Treasury Secretary Janet Yellen dismissed recent bond market movements that indicated concern about monetary policymakers stifling economic growth, and expressed optimism about the ongoing recovery from the Covid-19 pandemic.
When asked if she was concerned by sharp changes in Treasury yields, she replied, "No, not me. I believe we will witness a good, robust recovery. The unemployment rate has dropped significantly, and this is nothing compared to the recovery from the 2008 financial crisis."
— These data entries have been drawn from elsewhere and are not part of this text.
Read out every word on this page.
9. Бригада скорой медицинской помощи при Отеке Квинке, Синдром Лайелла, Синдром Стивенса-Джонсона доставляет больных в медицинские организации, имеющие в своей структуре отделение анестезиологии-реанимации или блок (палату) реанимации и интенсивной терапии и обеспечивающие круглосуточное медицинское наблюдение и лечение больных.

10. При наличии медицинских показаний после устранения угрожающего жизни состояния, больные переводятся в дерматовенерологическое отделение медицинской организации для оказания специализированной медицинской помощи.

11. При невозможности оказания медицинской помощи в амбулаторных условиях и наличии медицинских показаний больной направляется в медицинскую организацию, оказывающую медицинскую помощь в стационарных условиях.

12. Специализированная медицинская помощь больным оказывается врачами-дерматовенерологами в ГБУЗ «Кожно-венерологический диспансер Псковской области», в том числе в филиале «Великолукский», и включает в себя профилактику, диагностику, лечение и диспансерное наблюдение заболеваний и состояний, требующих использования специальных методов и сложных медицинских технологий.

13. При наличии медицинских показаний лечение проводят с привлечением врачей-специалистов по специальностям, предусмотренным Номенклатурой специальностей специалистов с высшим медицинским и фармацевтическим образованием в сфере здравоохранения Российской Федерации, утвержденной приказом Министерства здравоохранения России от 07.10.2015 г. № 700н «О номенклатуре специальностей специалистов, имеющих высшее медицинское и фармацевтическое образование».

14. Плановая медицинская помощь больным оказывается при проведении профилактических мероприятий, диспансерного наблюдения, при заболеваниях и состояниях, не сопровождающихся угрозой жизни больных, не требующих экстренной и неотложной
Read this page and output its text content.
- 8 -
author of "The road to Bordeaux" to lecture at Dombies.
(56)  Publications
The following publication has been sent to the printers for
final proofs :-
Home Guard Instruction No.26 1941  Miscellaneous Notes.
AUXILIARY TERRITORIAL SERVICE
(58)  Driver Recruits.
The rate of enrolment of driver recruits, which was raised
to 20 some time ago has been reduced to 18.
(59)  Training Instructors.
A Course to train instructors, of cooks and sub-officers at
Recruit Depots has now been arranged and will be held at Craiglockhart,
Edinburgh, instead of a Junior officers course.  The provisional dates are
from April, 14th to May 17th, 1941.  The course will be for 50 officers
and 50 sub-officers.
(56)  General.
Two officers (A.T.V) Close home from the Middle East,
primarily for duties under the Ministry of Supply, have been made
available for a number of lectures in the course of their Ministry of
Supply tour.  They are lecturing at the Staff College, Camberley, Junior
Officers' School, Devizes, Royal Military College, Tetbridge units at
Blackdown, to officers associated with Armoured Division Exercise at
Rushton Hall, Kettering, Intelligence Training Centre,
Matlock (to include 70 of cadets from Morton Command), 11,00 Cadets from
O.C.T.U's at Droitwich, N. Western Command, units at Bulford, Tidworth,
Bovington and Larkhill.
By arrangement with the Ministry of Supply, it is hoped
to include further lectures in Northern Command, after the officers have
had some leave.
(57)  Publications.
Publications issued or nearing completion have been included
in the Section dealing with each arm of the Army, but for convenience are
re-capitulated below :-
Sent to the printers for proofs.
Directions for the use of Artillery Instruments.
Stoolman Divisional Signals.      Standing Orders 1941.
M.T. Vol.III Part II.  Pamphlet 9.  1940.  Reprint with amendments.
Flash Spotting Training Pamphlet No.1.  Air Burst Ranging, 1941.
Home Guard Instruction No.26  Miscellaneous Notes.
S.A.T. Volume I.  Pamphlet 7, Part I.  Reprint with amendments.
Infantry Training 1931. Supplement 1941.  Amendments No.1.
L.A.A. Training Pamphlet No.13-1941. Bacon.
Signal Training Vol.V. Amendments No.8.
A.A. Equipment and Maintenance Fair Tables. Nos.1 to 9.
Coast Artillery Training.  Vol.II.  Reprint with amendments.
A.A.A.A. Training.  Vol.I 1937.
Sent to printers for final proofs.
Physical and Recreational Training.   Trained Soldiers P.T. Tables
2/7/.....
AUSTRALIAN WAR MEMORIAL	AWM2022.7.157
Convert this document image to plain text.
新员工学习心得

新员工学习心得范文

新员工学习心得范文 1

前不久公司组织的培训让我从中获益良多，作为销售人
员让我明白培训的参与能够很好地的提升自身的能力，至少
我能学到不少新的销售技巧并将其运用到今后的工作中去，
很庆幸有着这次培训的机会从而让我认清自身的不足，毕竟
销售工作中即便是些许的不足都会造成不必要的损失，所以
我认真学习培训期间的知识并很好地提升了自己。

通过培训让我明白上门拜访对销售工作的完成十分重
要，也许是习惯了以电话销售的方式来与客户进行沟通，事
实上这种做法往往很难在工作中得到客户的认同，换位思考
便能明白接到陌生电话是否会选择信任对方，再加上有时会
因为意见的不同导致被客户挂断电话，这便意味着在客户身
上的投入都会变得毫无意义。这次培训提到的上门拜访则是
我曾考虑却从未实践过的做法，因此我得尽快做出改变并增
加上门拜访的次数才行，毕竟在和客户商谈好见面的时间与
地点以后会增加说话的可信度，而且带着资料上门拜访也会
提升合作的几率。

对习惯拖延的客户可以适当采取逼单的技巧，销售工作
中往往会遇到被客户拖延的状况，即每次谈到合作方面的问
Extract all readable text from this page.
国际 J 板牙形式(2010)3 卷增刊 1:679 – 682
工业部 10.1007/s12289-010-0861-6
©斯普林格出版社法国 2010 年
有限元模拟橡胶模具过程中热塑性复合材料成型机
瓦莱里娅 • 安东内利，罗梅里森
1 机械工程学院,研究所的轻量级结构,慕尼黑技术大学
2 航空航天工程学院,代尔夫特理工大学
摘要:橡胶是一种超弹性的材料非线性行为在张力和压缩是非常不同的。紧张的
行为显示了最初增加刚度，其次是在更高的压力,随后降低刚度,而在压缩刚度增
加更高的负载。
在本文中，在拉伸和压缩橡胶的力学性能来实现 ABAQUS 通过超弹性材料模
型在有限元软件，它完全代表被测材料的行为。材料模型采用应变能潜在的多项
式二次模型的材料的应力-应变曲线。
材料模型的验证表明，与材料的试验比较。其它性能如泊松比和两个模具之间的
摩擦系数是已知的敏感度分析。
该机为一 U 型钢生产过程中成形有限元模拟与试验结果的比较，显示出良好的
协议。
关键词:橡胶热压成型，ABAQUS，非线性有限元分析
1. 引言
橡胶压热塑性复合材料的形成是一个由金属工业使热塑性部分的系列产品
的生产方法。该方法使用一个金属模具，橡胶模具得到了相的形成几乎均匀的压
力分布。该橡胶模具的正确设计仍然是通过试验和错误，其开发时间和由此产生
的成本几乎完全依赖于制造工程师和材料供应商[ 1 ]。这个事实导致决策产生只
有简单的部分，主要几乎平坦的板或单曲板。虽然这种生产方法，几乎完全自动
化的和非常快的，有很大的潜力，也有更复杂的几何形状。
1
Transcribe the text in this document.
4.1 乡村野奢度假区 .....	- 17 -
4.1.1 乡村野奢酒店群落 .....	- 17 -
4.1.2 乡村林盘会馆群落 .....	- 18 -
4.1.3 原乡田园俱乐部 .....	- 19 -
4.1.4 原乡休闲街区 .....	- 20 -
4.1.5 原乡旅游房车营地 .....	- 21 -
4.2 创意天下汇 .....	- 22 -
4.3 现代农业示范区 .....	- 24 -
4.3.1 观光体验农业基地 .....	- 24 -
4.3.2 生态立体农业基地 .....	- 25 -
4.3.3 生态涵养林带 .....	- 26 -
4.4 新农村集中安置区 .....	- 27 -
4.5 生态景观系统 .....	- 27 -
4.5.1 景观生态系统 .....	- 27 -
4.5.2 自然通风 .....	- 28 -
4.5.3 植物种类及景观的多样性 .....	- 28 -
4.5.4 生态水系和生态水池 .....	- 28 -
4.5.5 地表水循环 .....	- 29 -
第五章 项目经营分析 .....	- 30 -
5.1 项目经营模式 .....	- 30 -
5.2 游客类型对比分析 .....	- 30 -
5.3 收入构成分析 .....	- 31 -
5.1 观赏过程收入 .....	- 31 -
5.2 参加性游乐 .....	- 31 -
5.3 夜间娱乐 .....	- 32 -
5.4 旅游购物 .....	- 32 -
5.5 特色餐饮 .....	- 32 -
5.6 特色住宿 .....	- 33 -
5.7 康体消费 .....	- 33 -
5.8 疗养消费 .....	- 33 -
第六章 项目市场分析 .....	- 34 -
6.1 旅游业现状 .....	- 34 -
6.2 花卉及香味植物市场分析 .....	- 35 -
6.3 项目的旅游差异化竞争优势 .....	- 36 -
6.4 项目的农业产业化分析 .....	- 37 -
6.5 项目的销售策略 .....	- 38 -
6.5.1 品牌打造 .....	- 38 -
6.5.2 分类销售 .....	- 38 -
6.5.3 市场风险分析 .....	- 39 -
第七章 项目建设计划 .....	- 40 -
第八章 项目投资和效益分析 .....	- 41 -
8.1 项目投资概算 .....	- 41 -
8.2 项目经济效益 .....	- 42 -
The yield curve in the US flattened the most last week since the summer of 2020, as measured by the difference between two-year and 10-year Treasury yields. The move was prompted in part by expectations that the Federal Reserve will begin raising interest rates sooner than expected to combat inflation.
Yellen, who served as chair of the Fed from 2014 to 2018, did not comment directly on monetary policy, but she did give an implicit vote of confidence in the Fed's approach to removing its stimulus.
"The Fed has a framework that it uses to make decisions. They've stated that they'll start tapering asset purchases," she said. She spoke just days before the Fed's policy meeting on Wednesday, when it's expected to announce the end of its quantitative-easing programme, which is a prerequisite for raising interest rates.
Yellen said that Fed Chair Jerome Powell has stated that he believes the current bout of inflation would subside over time, a viewpoint similar to her own.